Specialties Correctional

Published

Specializes in Psychiatric Nursing.

I am starting a new job soon at Central Booking as a medical staff nurse after years of being a psychiatric nurse. Also most of my psychiatric nursing has been out patient for the past 7 years. I'm trying to refresh myself on some of the old dusty things I forgot about from med-surg nursing. I've always been a psych nurse; never did any sort of medical nursing really after school, and I'm curious at what nursing skills/typical medical issued are common in corrections? For instance, is there a need to run IVs, transfusions, wound vacs and the like in the jail or is that something that gets a routed out to a hospital setting? I know the Correctional nursing has a blend of all kinds of different things, some sort of like an outpatient clinic setting and then another will be the emergencies of A Sort, but I wasn't sure what level of care to expect?

I'd really appreciate any tips on certain medical conditions or techniques and skills I can focus on instead of basically studying for the NCLEX all over again after a decade working only in Psych? Also note, I'm well aware of the need to set boundaries and set limits and things like that, and as a psych nurse that's definitely my forte so I'm not talking about that stuff. I'm just talking about the typical medical stuff that, for me, has become extremely rusty and or forgotten.
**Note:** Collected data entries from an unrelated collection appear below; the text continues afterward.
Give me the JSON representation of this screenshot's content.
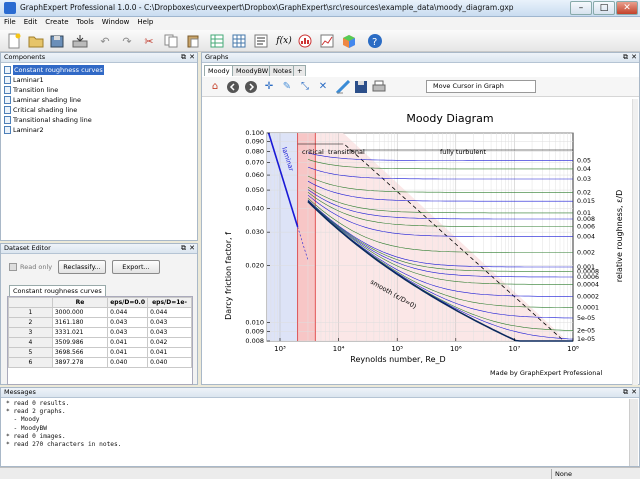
{
  "window": {
    "title": "GraphExpert Professional 1.0.0 - C:\\Dropboxes\\curveexpert\\Dropbox\\GraphExpert\\src\\resources\\example_data\\moody_diagram.gxp",
    "min": "–",
    "max": "□",
    "close": "✕"
  },
  "menu": [
    "File",
    "Edit",
    "Create",
    "Tools",
    "Window",
    "Help"
  ],
  "toolbar_icons": [
    "new-document-icon",
    "open-folder-icon",
    "save-disk-icon",
    "import-icon",
    "undo-icon",
    "redo-icon",
    "cut-icon",
    "copy-icon",
    "paste-icon",
    "new-dataset-icon",
    "table-icon",
    "text-icon",
    "function-icon",
    "histogram-icon",
    "chart-icon",
    "color-cube-icon",
    "help-icon"
  ],
  "components": {
    "title": "Components",
    "items": [
      "Constant roughness curves",
      "Laminar1",
      "Transition line",
      "Laminar shading line",
      "Critical shading line",
      "Transitional shading line",
      "Laminar2"
    ],
    "selected": 0
  },
  "dataset_editor": {
    "title": "Dataset Editor",
    "read_only_label": "Read only",
    "reclassify_label": "Reclassify...",
    "export_label": "Export...",
    "tab": "Constant roughness curves",
    "columns": [
      "Re",
      "eps/D=0.0",
      "eps/D=1e-"
    ],
    "rows": [
      [
        "1",
        "3000.000",
        "0.044",
        "0.044"
      ],
      [
        "2",
        "3161.180",
        "0.043",
        "0.043"
      ],
      [
        "3",
        "3331.021",
        "0.043",
        "0.043"
      ],
      [
        "4",
        "3509.986",
        "0.041",
        "0.042"
      ],
      [
        "5",
        "3698.566",
        "0.041",
        "0.041"
      ],
      [
        "6",
        "3897.278",
        "0.040",
        "0.040"
      ]
    ]
  },
  "graphs": {
    "title": "Graphs",
    "tabs": [
      "Moody",
      "MoodyBW",
      "Notes",
      "+"
    ],
    "active_tab": 0,
    "cursor_button": "Move Cursor in Graph"
  },
  "chart_data": {
    "type": "line",
    "title": "Moody Diagram",
    "xlabel": "Reynolds number, Re_D",
    "ylabel": "Darcy friction factor, f",
    "y2label": "relative roughness, ε/D",
    "xscale": "log",
    "yscale": "log",
    "xlim": [
      600,
      100000000
    ],
    "ylim": [
      0.008,
      0.1
    ],
    "yticks": [
      "0.100",
      "0.090",
      "0.080",
      "0.070",
      "0.060",
      "0.050",
      "0.040",
      "0.030",
      "0.020",
      "0.010",
      "0.009",
      "0.008"
    ],
    "xticks": [
      "10³",
      "10⁴",
      "10⁵",
      "10⁶",
      "10⁷",
      "10⁸"
    ],
    "roughness_labels": [
      "0.05",
      "0.04",
      "0.03",
      "0.02",
      "0.015",
      "0.01",
      "0.008",
      "0.006",
      "0.004",
      "0.002",
      "0.001",
      "0.0008",
      "0.0006",
      "0.0004",
      "0.0002",
      "0.0001",
      "5e-05",
      "2e-05",
      "1e-05"
    ],
    "region_labels": {
      "laminar": "laminar",
      "critical": "critical",
      "transitional": "transitional",
      "turbulent": "fully turbulent",
      "smooth": "smooth (ε/D=0)"
    },
    "credit": "Made by GraphExpert Professional",
    "colors": {
      "curves_a": "#1a1ad6",
      "curves_b": "#2e7d2e",
      "laminar_fill": "#dde3f7",
      "critical_fill": "#f7c6c6",
      "transitional_fill": "#fbe7e7"
    }
  },
  "messages": {
    "title": "Messages",
    "lines": [
      "* read 0 results.",
      "* read 2 graphs.",
      "  - Moody",
      "  - MoodyBW",
      "* read 0 images.",
      "* read 270 characters in notes."
    ]
  },
  "status": {
    "right": "None"
  }
}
Specializes in ICU, Research, Corrections.

Your new job sounds very similar to my current job. I work for the intake department for one of the largest county jails in the country.

A large part of the job is triage. I assess the new prisoners/patients immediately after they are brought to jail and determine whether they are to ill to be in jail or should be seen in the ER first. Be very familiar with the criteria for accepting patients into jail at your facility. Also be familiar with what the level of care is at your facility. For example, is there an infirmary you can send them to or do they just service "normal" patients.

Your psych experience will serve you well. One of the main concerns is if a patient is suicidal and what kind of housing they will need after admit. I would venture that about 85% of my patients are mentally ill in some manner.

Know your drugs - generic and brand names. Particularly seizure medications, diabetic meds, and hypertension drugs. Google up the CIWA, COWS, and CIWA-B withdrawal scales and be familiar with them before you start.

I see a LOT of wounds, from interesting police dog bites, to gunshot wounds. I have had wound vac patients but those are usually direct admits to the infirmary.

I start IVs almost every day on pt's who have been in jail a short time that need to be emergently sent out via ambulance. I give a lot of Narcan IM.

I enjoy the job very much and hope you do too!

Specializes in Corrections.

Sounds like you might need some of the medical skills but it is facility and unit dependent. Where I work, we have an in-pt unit that runs like a mini hospital with sub-acute acuity. The other areas have out-pt clinics that run like primary care and urgent care clinics.